Ia menuturkan, ANRI juga mempunyai program penguatan budaya nusantara dari arsip. Artinya kekayaaan budaya ini harus dibuktikan dengan adanya arsip-arsip yang tercipta, yang terbit pada masa lalu. Dan jangan sampai kekayaan ini hanya didengar dan hanya dari lisan saja namun harus ditelusuri.
“ANRI sudah punya program itu, registrasi memori kolektif bangsa jadi memori catatan sejarah, catatan budaya, dan seluruh lembaga pemerintah, masyarakat yang tersebar di Indonesia akan dicatatkan ke ANRI,” tuturnya.
Di tempat yang sama, Wali Kota Bogor, Bima Arya mengatakan, saat ini Pemerintah Kota (Pemkot) Bogor sedang menyelesaikan perpustakaan Kota Bogor.
Ia menceritakan, pada masanya dulu di Bogor berdiri Kerajaan Hindu terbesar yakni kerajaan Pajajaran, namun tidak ada dokumen resmi yang menunjukkan dimana ibu kota kerajaan Pajajaran itu.
“Ada yang bilang Kebun Raya ada juga yang bilang di Batutulis. Kita kehilangan banyak jejak sejarah karena bencana dan juga karena kultur arsip, literasi yang tidak kuat alias kultur kita itu lisan atau mendongeng,” terangnya.
Ia sangat ingat, ketika S2 di Monash University Australia pada 1996 silam, di perpustakaan kampus terdapat satu ruangan khusus buku-buku dari Indonesia, bahkan yang di Indonesia tidak ada, di perpustakaan itu ada semua. Bukan hanya buku, novel, komik dari Indonesia tapi juga dokumen, pamflet semuanya ada, kalau fisik bukunya sudah tidak bagus, dibuat menjadi micro film.
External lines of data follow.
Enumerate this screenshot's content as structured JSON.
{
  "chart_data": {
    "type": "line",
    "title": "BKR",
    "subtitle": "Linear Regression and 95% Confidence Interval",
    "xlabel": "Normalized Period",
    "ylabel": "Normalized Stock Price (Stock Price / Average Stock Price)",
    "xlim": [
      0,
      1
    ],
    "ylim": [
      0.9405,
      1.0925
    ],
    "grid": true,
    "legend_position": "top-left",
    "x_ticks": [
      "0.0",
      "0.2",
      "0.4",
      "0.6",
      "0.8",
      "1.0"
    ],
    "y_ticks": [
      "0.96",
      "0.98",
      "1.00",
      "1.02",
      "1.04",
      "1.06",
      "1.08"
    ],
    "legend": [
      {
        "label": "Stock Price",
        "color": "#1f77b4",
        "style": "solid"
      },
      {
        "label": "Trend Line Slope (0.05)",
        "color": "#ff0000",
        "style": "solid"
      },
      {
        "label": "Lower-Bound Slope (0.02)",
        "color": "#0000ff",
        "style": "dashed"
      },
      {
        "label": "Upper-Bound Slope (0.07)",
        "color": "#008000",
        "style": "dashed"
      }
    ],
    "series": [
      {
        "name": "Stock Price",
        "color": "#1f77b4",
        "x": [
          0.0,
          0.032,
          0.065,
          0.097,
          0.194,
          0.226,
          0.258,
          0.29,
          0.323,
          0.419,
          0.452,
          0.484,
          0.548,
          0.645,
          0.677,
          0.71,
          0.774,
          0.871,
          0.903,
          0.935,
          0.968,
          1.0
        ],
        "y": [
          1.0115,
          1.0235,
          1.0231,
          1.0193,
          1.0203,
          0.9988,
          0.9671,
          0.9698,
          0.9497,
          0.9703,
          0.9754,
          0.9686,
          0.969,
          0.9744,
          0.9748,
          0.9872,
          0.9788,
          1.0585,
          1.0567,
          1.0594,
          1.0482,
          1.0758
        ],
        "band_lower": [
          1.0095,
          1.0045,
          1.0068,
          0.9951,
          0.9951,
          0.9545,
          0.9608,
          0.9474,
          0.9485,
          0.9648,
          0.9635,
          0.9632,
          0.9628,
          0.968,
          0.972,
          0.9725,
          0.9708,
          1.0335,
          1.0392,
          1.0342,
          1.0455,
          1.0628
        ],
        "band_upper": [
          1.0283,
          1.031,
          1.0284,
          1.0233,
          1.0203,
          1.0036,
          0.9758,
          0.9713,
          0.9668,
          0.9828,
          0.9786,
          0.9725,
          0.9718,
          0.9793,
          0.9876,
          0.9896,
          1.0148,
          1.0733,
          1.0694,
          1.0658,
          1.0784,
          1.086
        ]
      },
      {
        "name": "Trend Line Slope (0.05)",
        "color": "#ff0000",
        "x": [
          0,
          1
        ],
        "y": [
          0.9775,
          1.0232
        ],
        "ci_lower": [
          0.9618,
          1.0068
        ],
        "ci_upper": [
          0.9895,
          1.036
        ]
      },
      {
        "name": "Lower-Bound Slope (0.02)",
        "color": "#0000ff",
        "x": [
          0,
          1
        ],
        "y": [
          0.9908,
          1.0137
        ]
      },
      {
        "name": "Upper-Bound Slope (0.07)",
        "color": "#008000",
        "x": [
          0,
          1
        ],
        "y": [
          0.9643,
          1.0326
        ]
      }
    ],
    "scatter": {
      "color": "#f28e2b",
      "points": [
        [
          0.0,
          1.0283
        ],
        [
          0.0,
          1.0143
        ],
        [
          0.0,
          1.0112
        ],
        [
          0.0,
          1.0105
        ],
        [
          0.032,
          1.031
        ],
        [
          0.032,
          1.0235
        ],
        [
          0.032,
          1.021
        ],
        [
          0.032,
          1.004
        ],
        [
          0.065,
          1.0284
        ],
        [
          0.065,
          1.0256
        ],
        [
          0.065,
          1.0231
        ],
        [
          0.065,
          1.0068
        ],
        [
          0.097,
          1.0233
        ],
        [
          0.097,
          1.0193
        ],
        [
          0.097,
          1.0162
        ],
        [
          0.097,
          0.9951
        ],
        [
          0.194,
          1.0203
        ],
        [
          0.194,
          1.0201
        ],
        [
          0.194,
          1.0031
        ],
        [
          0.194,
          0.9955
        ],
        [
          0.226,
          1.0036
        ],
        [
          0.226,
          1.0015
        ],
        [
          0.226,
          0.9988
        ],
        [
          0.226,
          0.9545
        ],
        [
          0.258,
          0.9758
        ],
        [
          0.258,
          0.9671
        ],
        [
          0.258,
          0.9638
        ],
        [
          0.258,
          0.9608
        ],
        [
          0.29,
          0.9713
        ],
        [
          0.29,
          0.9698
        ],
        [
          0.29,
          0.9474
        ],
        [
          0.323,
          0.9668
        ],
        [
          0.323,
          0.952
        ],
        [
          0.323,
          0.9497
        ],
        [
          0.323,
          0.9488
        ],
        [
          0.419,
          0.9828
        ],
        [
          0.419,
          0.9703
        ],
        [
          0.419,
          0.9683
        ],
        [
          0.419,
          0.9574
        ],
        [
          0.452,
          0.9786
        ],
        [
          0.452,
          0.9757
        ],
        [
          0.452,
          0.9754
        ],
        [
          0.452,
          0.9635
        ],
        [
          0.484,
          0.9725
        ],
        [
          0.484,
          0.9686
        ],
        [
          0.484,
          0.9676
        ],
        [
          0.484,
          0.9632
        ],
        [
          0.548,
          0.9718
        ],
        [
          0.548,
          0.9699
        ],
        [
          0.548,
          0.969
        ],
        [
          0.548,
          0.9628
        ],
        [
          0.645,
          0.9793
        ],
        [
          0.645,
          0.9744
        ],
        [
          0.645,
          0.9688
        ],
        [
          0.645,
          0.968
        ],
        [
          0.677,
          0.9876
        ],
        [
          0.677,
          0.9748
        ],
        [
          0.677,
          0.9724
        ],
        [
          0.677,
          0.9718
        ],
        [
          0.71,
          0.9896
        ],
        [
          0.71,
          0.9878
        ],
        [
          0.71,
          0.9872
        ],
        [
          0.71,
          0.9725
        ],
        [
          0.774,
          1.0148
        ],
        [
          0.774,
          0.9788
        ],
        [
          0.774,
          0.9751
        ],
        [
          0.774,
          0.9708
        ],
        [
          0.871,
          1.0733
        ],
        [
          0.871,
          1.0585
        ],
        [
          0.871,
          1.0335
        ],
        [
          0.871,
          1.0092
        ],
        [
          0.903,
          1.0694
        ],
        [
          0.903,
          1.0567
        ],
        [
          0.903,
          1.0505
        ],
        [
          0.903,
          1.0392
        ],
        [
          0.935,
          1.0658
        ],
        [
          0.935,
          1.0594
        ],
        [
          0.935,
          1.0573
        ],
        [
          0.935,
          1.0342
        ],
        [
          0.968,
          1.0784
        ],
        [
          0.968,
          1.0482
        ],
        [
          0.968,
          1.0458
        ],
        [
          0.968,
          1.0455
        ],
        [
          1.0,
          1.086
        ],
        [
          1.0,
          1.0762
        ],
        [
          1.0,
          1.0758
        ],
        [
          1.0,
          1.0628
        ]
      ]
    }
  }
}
“Ini PR kita bersama, ini bukan bicara masa lalu, berkelana ke masa lalu bukan hanya nostalgia, tapi bekal ke masa depan. Kearsipan ini kearifan lokal yang harus ada terus-menerus, ini bukan hanya nostalgia, bukan juga soal politik tapi tentang melangkah ke masa depan,” katanya. (Dede Hanapi)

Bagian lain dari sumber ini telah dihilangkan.